Jason Blake Keuter - 1/24/2007
Chomsky has not written a profound book at all. He can be ignored. He's a crank. His acolytes scream bloody murder and marginialization at the accusation, but his views lack credibility and legitimacy. He protests that he is anti-communist, but his analysis smacks of simplistically orthodox Marxism. In fact, everything Chomsky writes is simplistic and overtly biased and fundamentally dishonest and skewed and distorted. This book is brilliant only for inarticulate true believers looking for someone who can translate their elemental loathing into something seemingly rational. It's thunderously absolute concclusions are based on a willfull ignorance of the most elemental history - which Chomsky conveniently labels calls bourgeois lies in every sense but name only. - a Marxist canard that says "traditional" histories are fashioned to serve "capitalist" (chomsky's vague term that really means He doesn't use such terms because he actively represses his communist ideology in a pathetic attempt to fashion himself as some kind of quasi-anarchist who merely wants to free people from their chains so they can pursue some kind of nebulous course of "genuine" self-development. Regardless, having denounced any history as ideological support for the evil status quo, Chomsky can then go on to fashion his own "bs-tory" safe from inconvenient facts and truth. The more obvious the truth, the more known the truth, the more easily Chomsky can identify it as mainstream.

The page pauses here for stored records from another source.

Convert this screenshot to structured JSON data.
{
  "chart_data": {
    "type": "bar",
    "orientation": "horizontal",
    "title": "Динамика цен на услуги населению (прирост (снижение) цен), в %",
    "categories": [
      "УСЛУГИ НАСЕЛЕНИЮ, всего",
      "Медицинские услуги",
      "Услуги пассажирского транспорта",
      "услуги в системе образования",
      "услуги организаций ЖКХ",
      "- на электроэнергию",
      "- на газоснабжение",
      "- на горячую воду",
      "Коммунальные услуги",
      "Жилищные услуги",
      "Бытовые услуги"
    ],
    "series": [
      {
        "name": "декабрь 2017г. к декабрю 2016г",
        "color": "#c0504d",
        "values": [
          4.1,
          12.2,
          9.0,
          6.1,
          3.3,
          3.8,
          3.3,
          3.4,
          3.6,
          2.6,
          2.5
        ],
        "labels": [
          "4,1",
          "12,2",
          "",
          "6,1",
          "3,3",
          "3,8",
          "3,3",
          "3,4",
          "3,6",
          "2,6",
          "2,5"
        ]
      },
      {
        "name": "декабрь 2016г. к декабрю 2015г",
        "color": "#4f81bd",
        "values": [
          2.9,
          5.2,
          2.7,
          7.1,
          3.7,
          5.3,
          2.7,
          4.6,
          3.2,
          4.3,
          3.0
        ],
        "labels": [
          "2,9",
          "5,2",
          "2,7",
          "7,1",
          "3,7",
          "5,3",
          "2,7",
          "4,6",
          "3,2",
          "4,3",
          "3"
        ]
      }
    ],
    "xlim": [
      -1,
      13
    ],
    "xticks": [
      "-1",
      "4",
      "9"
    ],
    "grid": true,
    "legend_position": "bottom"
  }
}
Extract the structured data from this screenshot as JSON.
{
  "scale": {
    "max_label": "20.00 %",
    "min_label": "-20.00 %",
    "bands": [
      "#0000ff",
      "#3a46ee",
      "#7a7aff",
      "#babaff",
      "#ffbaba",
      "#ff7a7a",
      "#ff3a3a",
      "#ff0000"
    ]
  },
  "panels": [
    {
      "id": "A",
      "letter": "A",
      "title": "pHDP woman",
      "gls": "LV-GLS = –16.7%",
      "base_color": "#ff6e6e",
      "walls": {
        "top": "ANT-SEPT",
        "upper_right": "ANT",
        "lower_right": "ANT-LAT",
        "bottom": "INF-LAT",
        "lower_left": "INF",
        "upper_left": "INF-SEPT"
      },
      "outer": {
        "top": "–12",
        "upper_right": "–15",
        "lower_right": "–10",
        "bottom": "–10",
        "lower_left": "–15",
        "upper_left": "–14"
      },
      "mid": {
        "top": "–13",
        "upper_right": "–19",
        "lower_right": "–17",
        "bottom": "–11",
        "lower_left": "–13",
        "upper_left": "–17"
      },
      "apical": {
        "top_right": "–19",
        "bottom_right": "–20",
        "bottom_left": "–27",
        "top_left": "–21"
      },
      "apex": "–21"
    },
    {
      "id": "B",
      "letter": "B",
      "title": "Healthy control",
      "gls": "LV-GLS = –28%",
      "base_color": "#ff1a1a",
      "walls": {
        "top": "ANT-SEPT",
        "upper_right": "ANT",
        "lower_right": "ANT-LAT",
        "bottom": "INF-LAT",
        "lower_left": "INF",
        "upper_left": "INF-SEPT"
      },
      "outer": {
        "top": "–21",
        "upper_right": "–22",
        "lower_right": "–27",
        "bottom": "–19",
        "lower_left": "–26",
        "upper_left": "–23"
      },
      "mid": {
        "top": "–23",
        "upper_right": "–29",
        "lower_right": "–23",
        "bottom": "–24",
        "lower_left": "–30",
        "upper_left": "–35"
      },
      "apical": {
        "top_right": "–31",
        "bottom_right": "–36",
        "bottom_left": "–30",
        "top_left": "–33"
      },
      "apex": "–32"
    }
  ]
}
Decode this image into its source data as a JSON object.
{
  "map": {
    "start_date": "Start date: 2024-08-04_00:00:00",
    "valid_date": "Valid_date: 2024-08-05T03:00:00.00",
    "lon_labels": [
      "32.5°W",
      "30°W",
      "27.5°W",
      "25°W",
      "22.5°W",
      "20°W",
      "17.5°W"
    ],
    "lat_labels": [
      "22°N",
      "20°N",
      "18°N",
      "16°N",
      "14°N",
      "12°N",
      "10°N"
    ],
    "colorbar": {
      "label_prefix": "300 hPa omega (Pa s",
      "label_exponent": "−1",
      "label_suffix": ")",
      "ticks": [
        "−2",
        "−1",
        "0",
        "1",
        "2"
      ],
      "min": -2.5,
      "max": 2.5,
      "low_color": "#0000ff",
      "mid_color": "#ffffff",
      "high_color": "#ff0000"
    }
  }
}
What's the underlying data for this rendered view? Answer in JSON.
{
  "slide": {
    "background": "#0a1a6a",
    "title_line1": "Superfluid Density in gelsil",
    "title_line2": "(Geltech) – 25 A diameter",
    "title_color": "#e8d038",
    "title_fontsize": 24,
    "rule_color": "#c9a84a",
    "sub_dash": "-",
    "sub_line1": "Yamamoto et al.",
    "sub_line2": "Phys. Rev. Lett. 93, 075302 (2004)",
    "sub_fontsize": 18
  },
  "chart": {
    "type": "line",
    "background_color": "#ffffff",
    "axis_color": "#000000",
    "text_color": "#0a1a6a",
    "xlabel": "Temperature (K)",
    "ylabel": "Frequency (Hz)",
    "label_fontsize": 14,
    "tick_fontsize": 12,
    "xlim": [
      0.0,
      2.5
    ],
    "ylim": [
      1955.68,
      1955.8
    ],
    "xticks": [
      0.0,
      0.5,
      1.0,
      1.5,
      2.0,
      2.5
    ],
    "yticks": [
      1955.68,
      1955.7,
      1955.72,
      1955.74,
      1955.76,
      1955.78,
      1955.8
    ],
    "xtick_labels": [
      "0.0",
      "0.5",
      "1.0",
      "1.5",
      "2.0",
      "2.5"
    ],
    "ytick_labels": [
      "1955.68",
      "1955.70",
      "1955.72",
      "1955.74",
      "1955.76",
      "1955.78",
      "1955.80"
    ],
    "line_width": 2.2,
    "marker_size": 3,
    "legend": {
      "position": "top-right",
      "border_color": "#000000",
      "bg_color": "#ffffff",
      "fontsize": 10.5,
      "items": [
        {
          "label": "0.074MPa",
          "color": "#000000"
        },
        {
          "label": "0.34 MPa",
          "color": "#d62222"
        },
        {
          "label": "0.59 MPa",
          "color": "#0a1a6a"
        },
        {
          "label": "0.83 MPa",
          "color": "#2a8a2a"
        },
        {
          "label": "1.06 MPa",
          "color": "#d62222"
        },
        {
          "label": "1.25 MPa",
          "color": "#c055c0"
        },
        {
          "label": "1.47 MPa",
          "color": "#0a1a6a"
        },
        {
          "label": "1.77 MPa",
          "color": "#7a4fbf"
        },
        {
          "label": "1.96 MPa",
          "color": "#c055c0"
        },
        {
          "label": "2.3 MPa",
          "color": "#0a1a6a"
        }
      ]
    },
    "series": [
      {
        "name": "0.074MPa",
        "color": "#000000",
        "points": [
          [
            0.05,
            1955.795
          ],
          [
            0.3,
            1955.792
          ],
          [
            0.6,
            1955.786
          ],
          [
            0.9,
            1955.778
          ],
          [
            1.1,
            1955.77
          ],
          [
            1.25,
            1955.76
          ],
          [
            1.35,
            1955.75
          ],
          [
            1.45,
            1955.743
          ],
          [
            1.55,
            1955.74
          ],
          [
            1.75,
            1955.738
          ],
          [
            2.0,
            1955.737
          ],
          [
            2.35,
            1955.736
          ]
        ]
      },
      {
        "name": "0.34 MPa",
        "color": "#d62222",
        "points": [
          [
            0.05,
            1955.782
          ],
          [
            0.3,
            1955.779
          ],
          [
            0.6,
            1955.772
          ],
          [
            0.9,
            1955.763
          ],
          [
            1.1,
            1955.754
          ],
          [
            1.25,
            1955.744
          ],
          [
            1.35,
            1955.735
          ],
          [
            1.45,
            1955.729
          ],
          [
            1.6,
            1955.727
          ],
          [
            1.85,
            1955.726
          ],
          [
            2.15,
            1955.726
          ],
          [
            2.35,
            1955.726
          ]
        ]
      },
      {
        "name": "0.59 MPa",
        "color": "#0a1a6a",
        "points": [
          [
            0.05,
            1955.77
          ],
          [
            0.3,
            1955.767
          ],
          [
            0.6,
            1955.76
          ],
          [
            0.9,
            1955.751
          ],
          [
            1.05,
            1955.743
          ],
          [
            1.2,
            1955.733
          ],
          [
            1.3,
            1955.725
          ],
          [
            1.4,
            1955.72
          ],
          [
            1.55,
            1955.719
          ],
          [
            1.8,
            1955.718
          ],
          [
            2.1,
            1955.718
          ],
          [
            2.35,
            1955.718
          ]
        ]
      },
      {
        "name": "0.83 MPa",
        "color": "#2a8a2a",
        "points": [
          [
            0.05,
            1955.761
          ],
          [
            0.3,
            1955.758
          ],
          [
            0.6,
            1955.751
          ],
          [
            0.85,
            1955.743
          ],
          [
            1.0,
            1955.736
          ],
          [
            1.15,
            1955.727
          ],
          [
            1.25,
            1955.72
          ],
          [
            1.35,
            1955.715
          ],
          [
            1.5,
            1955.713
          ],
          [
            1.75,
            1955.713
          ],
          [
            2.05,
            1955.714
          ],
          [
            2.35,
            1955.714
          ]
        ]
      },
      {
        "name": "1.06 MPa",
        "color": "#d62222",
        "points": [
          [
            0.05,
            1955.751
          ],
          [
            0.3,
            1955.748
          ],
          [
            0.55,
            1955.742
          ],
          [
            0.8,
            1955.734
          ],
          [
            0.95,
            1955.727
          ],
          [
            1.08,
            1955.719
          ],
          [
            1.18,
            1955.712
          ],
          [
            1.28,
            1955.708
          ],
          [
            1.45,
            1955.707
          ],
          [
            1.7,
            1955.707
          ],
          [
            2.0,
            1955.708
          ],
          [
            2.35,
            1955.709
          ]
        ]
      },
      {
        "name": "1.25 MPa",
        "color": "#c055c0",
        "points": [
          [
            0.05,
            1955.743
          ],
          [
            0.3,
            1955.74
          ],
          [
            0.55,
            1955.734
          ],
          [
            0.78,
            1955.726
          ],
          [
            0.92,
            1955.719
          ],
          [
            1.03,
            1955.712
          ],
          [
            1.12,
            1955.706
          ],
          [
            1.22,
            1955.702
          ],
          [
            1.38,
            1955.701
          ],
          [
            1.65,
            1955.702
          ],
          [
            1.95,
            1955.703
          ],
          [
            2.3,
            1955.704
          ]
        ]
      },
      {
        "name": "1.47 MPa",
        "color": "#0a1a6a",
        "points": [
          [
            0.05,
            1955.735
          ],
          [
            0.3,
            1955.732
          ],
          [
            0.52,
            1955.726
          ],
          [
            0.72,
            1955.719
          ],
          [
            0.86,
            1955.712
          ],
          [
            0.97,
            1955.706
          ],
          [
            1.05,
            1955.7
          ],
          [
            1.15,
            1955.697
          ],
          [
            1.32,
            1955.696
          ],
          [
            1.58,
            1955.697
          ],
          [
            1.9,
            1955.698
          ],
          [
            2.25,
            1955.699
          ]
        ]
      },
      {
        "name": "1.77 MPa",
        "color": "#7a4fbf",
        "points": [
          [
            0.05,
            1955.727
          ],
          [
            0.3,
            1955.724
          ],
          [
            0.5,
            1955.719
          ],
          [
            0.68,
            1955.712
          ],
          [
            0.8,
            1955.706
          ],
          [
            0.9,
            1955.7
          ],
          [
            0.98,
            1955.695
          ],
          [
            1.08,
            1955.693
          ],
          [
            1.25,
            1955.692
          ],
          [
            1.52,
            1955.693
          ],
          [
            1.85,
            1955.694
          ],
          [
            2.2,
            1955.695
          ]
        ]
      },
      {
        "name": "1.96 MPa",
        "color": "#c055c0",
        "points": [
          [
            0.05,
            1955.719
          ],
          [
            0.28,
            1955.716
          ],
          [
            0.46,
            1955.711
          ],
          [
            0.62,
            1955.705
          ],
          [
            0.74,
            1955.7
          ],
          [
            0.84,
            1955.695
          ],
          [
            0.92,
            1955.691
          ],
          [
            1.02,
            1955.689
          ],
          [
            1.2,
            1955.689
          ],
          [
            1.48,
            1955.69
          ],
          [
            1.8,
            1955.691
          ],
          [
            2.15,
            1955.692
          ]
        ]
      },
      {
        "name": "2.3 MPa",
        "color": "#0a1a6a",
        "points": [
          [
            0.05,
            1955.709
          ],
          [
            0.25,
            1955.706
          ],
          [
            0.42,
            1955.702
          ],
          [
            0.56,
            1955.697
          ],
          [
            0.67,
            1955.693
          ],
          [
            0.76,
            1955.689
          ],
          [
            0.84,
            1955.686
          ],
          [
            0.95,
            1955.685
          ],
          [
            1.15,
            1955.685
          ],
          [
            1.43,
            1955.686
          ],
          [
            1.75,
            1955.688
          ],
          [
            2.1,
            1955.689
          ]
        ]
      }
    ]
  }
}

Eventually, debates with Chomsky degenerate into pathetic spats over the most minute details. Arguing with him is like arguing with an alcoholic over exact moments of drunkeness. It is a colossal waste of time. To call his views "vital" is to invite discussion with someone pathologically determined to prop up a lie.
His recent accolades for Hezbollah have not deterred the author of this review from praise for Chomsky as a vital force in the movement for democracy. Chomsky isobviously and self-evidently a vital force in the movement AGAINST democracy.